Treinta y seis metros #1

Lo quieto.
Acaso en previsión a los años que llegan, como en la fábula de la cigarra y las hormigas (en este superclásico siempre jugué con la camiseta del hormiguero), desde chico me atrajo la literatura del ennui: de Pascal a Cheever y Updike o El hombre del traje gris, esa rutina sin épica de la melancolía rayana con el aburrimiento, pero con trasfondo metafísico. Un tipo peculiar de hastío que mi tío Coco resumía con una expresión de elocuencia gráfica: “Estoy con las bolas al plato”.
Una letanía persigue a Eduardo, el protagonista de la novela Treinta y seis metros, de Santiago Ambao: cada mañana, el café del desayuno está frío (“¡y dale con el café!”, podrá quejarse con justicia el lector que conozca mi porfía). No es un detalle menor, porque se va a repetir a lo largo del libro, ni la manía cafeinizada de uno que se dice sommelier de la infusión: como en el sketch de un capocómico, según el cliché un tipo inevitablemente gracioso en lo público pero triste en lo privado, es el remate que torna previsible el número. Con una sensación gomosa en las tripas, Eduardo “no reconoció la sensación de inmediato, aunque sospechó que era hartazgo”.
Y el hartazgo y la resignación sin dudas son limítrofes. Se da cuenta el día que varía la rutina y, entre su casa y la oficina, agrega una parada técnica en un bar del centro para tomarse un café con leche con montañas de espuma y canela, pero, eso sí: bien caliente.

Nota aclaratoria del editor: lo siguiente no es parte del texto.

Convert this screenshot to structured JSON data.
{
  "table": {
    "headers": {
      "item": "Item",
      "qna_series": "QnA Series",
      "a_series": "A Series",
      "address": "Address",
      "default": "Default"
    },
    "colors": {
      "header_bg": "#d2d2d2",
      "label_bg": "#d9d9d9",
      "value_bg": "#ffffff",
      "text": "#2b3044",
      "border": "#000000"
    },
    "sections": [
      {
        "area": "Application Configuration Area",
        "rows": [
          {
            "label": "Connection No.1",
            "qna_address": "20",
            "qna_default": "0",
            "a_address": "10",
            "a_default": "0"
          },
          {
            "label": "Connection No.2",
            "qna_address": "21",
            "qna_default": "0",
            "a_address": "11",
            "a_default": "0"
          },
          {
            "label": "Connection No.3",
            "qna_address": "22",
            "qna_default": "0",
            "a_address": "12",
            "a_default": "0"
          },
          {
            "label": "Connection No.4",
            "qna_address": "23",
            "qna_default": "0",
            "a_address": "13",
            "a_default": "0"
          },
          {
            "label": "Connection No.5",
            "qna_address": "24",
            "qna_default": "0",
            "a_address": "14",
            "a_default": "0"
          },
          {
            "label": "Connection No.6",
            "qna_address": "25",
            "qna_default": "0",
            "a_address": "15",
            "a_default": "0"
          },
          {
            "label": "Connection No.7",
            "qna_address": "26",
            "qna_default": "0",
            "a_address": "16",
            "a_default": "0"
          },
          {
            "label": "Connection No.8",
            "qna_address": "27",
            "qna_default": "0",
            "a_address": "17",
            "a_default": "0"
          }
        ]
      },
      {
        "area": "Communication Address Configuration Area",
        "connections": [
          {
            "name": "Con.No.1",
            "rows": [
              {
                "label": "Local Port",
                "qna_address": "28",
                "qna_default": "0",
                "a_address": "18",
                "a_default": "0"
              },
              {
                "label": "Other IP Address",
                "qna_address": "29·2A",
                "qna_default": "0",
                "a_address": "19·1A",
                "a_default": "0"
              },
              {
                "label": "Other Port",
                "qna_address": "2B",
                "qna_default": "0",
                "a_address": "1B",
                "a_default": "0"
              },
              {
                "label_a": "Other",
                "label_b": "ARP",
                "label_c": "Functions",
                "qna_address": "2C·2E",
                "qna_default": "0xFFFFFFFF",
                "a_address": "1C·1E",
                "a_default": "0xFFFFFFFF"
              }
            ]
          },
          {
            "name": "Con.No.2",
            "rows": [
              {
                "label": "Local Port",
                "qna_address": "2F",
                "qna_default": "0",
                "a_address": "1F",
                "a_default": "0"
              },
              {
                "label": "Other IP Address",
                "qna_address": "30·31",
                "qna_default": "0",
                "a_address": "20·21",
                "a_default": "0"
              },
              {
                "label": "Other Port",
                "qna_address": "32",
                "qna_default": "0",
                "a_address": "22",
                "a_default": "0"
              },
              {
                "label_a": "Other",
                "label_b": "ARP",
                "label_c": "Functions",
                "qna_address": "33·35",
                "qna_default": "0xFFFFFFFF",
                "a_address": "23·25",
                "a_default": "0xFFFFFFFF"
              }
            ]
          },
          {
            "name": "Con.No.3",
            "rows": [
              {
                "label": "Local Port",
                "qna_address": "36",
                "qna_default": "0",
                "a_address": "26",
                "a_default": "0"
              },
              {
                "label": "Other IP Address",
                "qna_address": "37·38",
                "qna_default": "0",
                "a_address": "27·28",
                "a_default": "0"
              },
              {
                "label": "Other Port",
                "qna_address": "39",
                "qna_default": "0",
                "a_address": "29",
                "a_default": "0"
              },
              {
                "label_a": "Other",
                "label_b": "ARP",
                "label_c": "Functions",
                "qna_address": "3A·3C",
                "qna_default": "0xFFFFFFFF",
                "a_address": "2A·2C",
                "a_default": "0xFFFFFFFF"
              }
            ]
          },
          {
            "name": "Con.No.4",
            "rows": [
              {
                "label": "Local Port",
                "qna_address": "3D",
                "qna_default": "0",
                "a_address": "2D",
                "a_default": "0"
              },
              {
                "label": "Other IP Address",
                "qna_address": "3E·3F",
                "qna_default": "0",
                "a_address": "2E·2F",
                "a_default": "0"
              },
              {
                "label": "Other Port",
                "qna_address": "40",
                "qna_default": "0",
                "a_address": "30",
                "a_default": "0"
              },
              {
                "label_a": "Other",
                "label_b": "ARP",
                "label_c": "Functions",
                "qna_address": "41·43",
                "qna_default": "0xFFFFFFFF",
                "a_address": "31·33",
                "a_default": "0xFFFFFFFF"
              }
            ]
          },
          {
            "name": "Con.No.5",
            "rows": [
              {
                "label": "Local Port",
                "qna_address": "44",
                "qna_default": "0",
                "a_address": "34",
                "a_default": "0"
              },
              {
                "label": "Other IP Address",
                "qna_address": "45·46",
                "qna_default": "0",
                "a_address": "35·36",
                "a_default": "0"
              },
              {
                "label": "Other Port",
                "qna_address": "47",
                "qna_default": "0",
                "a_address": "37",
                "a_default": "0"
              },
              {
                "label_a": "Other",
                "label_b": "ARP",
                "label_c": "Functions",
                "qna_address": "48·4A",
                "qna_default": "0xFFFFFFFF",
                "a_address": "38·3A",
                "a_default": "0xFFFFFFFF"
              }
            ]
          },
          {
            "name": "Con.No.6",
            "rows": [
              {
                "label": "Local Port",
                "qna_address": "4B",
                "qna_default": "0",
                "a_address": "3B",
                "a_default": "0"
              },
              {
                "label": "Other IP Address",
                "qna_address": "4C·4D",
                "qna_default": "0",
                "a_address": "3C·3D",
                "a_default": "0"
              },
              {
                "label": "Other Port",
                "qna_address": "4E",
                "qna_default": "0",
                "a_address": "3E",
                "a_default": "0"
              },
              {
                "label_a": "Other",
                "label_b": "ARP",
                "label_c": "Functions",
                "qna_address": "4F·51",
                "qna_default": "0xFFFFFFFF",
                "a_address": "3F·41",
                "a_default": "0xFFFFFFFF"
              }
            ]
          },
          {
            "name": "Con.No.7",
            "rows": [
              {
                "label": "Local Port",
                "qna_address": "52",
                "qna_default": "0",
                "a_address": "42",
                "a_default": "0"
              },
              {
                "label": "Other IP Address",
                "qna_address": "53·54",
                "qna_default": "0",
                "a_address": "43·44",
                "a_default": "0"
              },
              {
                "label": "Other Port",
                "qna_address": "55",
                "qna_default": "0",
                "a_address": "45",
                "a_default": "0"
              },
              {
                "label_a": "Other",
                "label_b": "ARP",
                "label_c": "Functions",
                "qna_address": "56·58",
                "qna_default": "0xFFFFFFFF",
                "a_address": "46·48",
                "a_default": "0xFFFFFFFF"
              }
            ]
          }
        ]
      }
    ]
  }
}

A mitad de camino entre la nostalgia y la derrota, Eduardo recuerda los años que vivió en Barcelona, cuando el futuro se le anunciaba repleto de novedades y desafíos, una promesa de alegría sin culpas como la que encuentra en un café con leche bebido a escondidas. Mientras tanto, en España, el “horror discreto y cercano”, como describe Sara Mesa en el prólogo, se vuelve ostentoso y ubicuo cuando una masa pirómana empieza a quemar autos en Barcelona, Madrid, Valencia, Sevilla, Granada… y una nueva bacteria amaga con instaurar otra cuarentena al ensañarse con el papel moneda. Literalmente, el bicho se come los billetes. El mundo empieza a moverse.
Pero Eduardo sigue quieto. Antihéroe improbable, confinado al televisorcito de la cocina de su propia casa, la salvación se le insinúa cuando su jefe le presta un departamentito del ministerio donde trabaja, un Xanadu de treinta y seis metros cuadrados en un piso doce con vista al contrafrente. Si en su España anhelada al que se queda sin techo le dicen “desahuciado”, Eduardo al fin se topa con un volver a vivir cuando tiene dos casas. Es el modo de razonamiento del hombre de traje gris (“cuando las papas queman, el pensamiento lateral salva al empleado público”, le dice su jefe) y lo estático, como esa fila de números que revisa en un Excel interminable, se borronea. Siempre ímprobo y cabal, Eduardo aligera la carga cuando sospecha que la sección de la que es jefe, el Departamento de Rendición de Cuentas del área de Infraestructura del Ministerio, con la confianza que da la rutina, resume en una palabra su parábola vital: a secas, Rendición.